The council asked the city staff to develop a permit parking plan during the regular meeting Jan. 21 after hearing concerns from neighbors who live on 12th Street and Berverdor Avenue between East Street and Mae Avenue.
Dozens of students from Tracy High filled the council chambers Tuesday to suggest some other solutions.
“We don’t choose to park in the neighborhoods. We do not want to park in the neighborhoods,” senior Katie Low said during the public comment period.
The assistant superintendent of business services for Tracy Unified School District, Casey Goodall, said he and Superintendent Dr. James Franco had personally counted the 250 student parking spaces at Tracy High and also found about 80 cars parked in the neighborhood on one day. He said part of the problem is that the school is on a 32-acre piece of land. He estimates the student population of more than 2,000 would ideally need 55 to 60 acres.
“It would be much more convenient to be dropped off,” Tracy High senior Sarah Jessee told the council. “You have to keep in mind that this is a commuter town. The reason both my parents work is so eventually I can afford to go to college, which is the whole point of high school: to push out our students to be productive in the real world.”
Neighbors had complained about damage to their parked cars by other cars speeding through the narrow streets, trash left on their lawns, public urination and general loitering by THS students.
Senior Kyla Jessen, who was elected by 140 students in Dr. Steven Drouin’s social studies classes to speak for the interests of Tracy High, suggested mending fences with a good-neighbor day.
“Throwing a barbecue and doing some yard work for the neighbors, picking up trash,” Jessen said, “so we can restore that relationship.”
Jessen told the council that the students had discussed many possible ways to address the neighbors’ concerns. She said most students cannot carpool, because by law, most cannot drive teenage passengers. A park-and-ride program would not address the needs of students in the regional occupational program, who work off campus for course credit, or those in work-experience programs, she said.
Goodall told the council that TUSD is forming a committee of students, school administrators, Drouin and district administrators that will meet by the end of the month to brainstorm options. When asked by Councilman Charles Manne how TUSD would include the neighborhood, Goodall responded that district leaders would engage with neighbors with a smaller group once some ideas came from the first committee.
Tracy High senior Chad Leiske said working with people living near the school is a core principle of their next steps.

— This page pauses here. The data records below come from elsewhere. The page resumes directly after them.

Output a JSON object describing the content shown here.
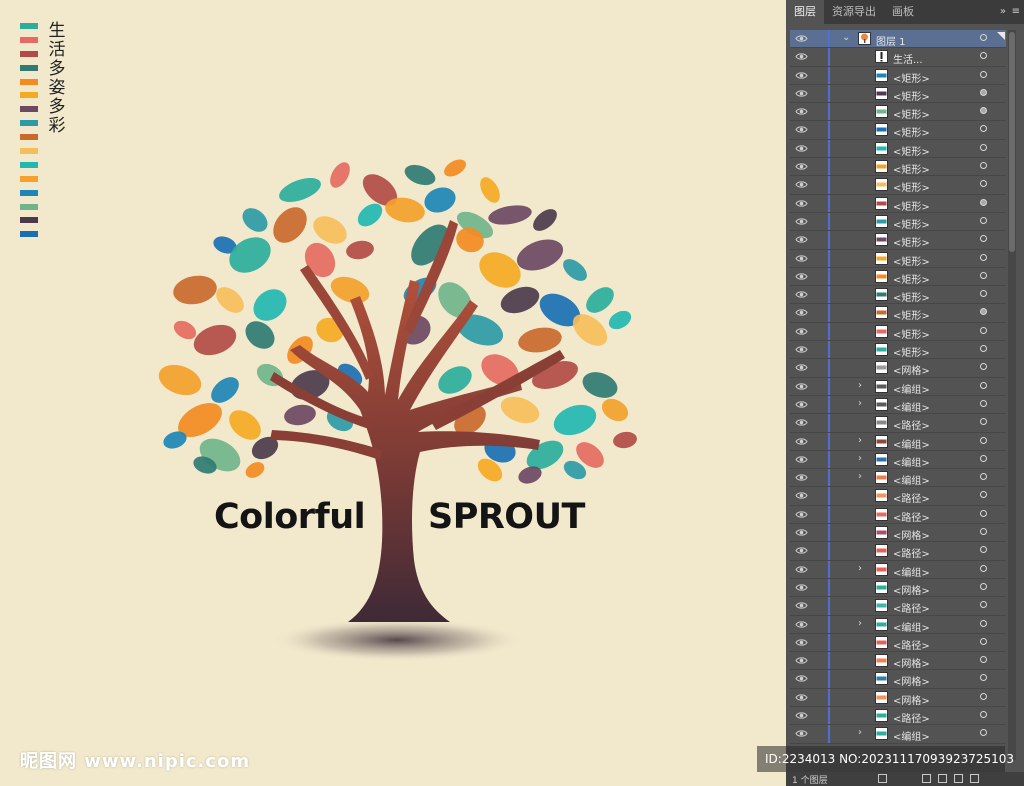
{
  "canvas": {
    "swatch_colors": [
      "#2dae9d",
      "#e56b62",
      "#b24b47",
      "#2f7b73",
      "#f38b22",
      "#f6aa24",
      "#6d4862",
      "#2d9aa5",
      "#c9692c",
      "#f6be5a",
      "#23b7b1",
      "#f4a12d",
      "#1e86b6",
      "#71b48b",
      "#4c3a4b",
      "#1a6fb3"
    ],
    "vertical_title": [
      "生",
      "活",
      "多",
      "姿",
      "多",
      "彩"
    ],
    "brand_left": "Colorful",
    "brand_right": "SPROUT",
    "watermark_left": "昵图网 www.nipic.com",
    "watermark_right": "ID:2234013 NO:20231117093923725103"
  },
  "panel": {
    "tabs": [
      "图层",
      "资源导出",
      "画板"
    ],
    "menu_chevrons": "»",
    "menu_icon": "≡",
    "rows": [
      {
        "label": "图层 1",
        "expand": "⌄",
        "thumb": "tree",
        "target_filled": false
      },
      {
        "label": "生活...",
        "expand": "",
        "thumb": "text",
        "target_filled": false
      },
      {
        "label": "<矩形>",
        "expand": "",
        "thumb": "#1e86b6",
        "target_filled": false
      },
      {
        "label": "<矩形>",
        "expand": "",
        "thumb": "#4c3a4b",
        "target_filled": true
      },
      {
        "label": "<矩形>",
        "expand": "",
        "thumb": "#71b48b",
        "target_filled": true
      },
      {
        "label": "<矩形>",
        "expand": "",
        "thumb": "#1a6fb3",
        "target_filled": false
      },
      {
        "label": "<矩形>",
        "expand": "",
        "thumb": "#23b7b1",
        "target_filled": false
      },
      {
        "label": "<矩形>",
        "expand": "",
        "thumb": "#f4a12d",
        "target_filled": false
      },
      {
        "label": "<矩形>",
        "expand": "",
        "thumb": "#f6be5a",
        "target_filled": false
      },
      {
        "label": "<矩形>",
        "expand": "",
        "thumb": "#b24b47",
        "target_filled": true
      },
      {
        "label": "<矩形>",
        "expand": "",
        "thumb": "#2d9aa5",
        "target_filled": false
      },
      {
        "label": "<矩形>",
        "expand": "",
        "thumb": "#6d4862",
        "target_filled": false
      },
      {
        "label": "<矩形>",
        "expand": "",
        "thumb": "#f6aa24",
        "target_filled": false
      },
      {
        "label": "<矩形>",
        "expand": "",
        "thumb": "#f38b22",
        "target_filled": false
      },
      {
        "label": "<矩形>",
        "expand": "",
        "thumb": "#2f7b73",
        "target_filled": false
      },
      {
        "label": "<矩形>",
        "expand": "",
        "thumb": "#c9692c",
        "target_filled": true
      },
      {
        "label": "<矩形>",
        "expand": "",
        "thumb": "#e56b62",
        "target_filled": false
      },
      {
        "label": "<矩形>",
        "expand": "",
        "thumb": "#2dae9d",
        "target_filled": false
      },
      {
        "label": "<网格>",
        "expand": "",
        "thumb": "#9a9a9a",
        "target_filled": false
      },
      {
        "label": "<编组>",
        "expand": "›",
        "thumb": "#5a5a5a",
        "target_filled": false
      },
      {
        "label": "<编组>",
        "expand": "›",
        "thumb": "#5a5a5a",
        "target_filled": false
      },
      {
        "label": "<路径>",
        "expand": "",
        "thumb": "#888888",
        "target_filled": false
      },
      {
        "label": "<编组>",
        "expand": "›",
        "thumb": "#8a4a3a",
        "target_filled": false
      },
      {
        "label": "<编组>",
        "expand": "›",
        "thumb": "#2d6fa8",
        "target_filled": false
      },
      {
        "label": "<编组>",
        "expand": "›",
        "thumb": "#ee7c52",
        "target_filled": false
      },
      {
        "label": "<路径>",
        "expand": "",
        "thumb": "#f1955a",
        "target_filled": false
      },
      {
        "label": "<路径>",
        "expand": "",
        "thumb": "#e56b62",
        "target_filled": false
      },
      {
        "label": "<网格>",
        "expand": "",
        "thumb": "#b24b6a",
        "target_filled": false
      },
      {
        "label": "<路径>",
        "expand": "",
        "thumb": "#e5605a",
        "target_filled": false
      },
      {
        "label": "<编组>",
        "expand": "›",
        "thumb": "#e5605a",
        "target_filled": false
      },
      {
        "label": "<网格>",
        "expand": "",
        "thumb": "#2dae9d",
        "target_filled": false
      },
      {
        "label": "<路径>",
        "expand": "",
        "thumb": "#40b4a6",
        "target_filled": false
      },
      {
        "label": "<编组>",
        "expand": "›",
        "thumb": "#2dae9d",
        "target_filled": false
      },
      {
        "label": "<路径>",
        "expand": "",
        "thumb": "#e5605a",
        "target_filled": false
      },
      {
        "label": "<网格>",
        "expand": "",
        "thumb": "#f0804f",
        "target_filled": false
      },
      {
        "label": "<网格>",
        "expand": "",
        "thumb": "#2a7fa8",
        "target_filled": false
      },
      {
        "label": "<网格>",
        "expand": "",
        "thumb": "#f1955a",
        "target_filled": false
      },
      {
        "label": "<路径>",
        "expand": "",
        "thumb": "#2dae9d",
        "target_filled": false
      },
      {
        "label": "<编组>",
        "expand": "›",
        "thumb": "#2dae9d",
        "target_filled": false
      }
    ],
    "footer_label": "1 个图层"
  }
}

“The parking program will not fix the majority of the issues that the neighbors have,” Leiske said. “The idea of a good-neighbor program is such a good idea, because it lets students the ability to work in a community setting and really establish the relationship, the dialogue.”
Following the public comments from the students, every member of the City Council praised their commitment to finding solutions outside of city action. Councilwoman Nancy Young added that some adults could learn lessons from the students about not just presenting problems but also suggesting answers.
Mayor Pro Tem Michael Maciel, who publicly criticized TUSD during the council meeting Jan. 21 for not dealing with the problem earlier, praised the district.
“The school district has become very proactive in dealing with this,” Maciel said.
Mayor Brent Ives suggested waiting 60 days to decide about a parking permit pilot program, to allow the district and students time to reach some solutions with the neighborhood. All five council members agreed by consensus to the two-month delay.
After the decision, Goodall praised Drouin and his students.
“Dr. Drouin, I think, engaged his students in a really positive way,” the assistant superintendent said. “He hasn’t told them what to do, he’s made them think about the impacts of actions.”
Drouin, who was in the audience but did not speak to the council, was happy with his classes.
“Democracy is compromise. I am pretty pleased in general,” he said.
City reviews financial transparency plan
The council also heard from the director of administrative services for the city, Jenny Haruyama, about plans to update the way the city handles its money.
Haruyama said she was in the process of revising the auditing process and reviewing city financial policies.
“While I really believe the city internal controls work, they’re solid, there’s always value in doing a self-check,” she said. “We’re looking very carefully at credit card policies. We’re looking at cellphone policies, travel, petty cash handling, and really doing a comprehensive review.”
Haruyama also briefed the council about new software being installed that she hopes will be done by the end of the fiscal year in June.
“It provides a lot of user-friendly, easy ways to access our city’s financial information where you can drill down by fund, by department. You query on very specific expenses,” she said. “It’s a very simplified tool for someone to get real information quickly.”
Haruyama said the city’s finances could be made available to the public on the city’s website after the installation.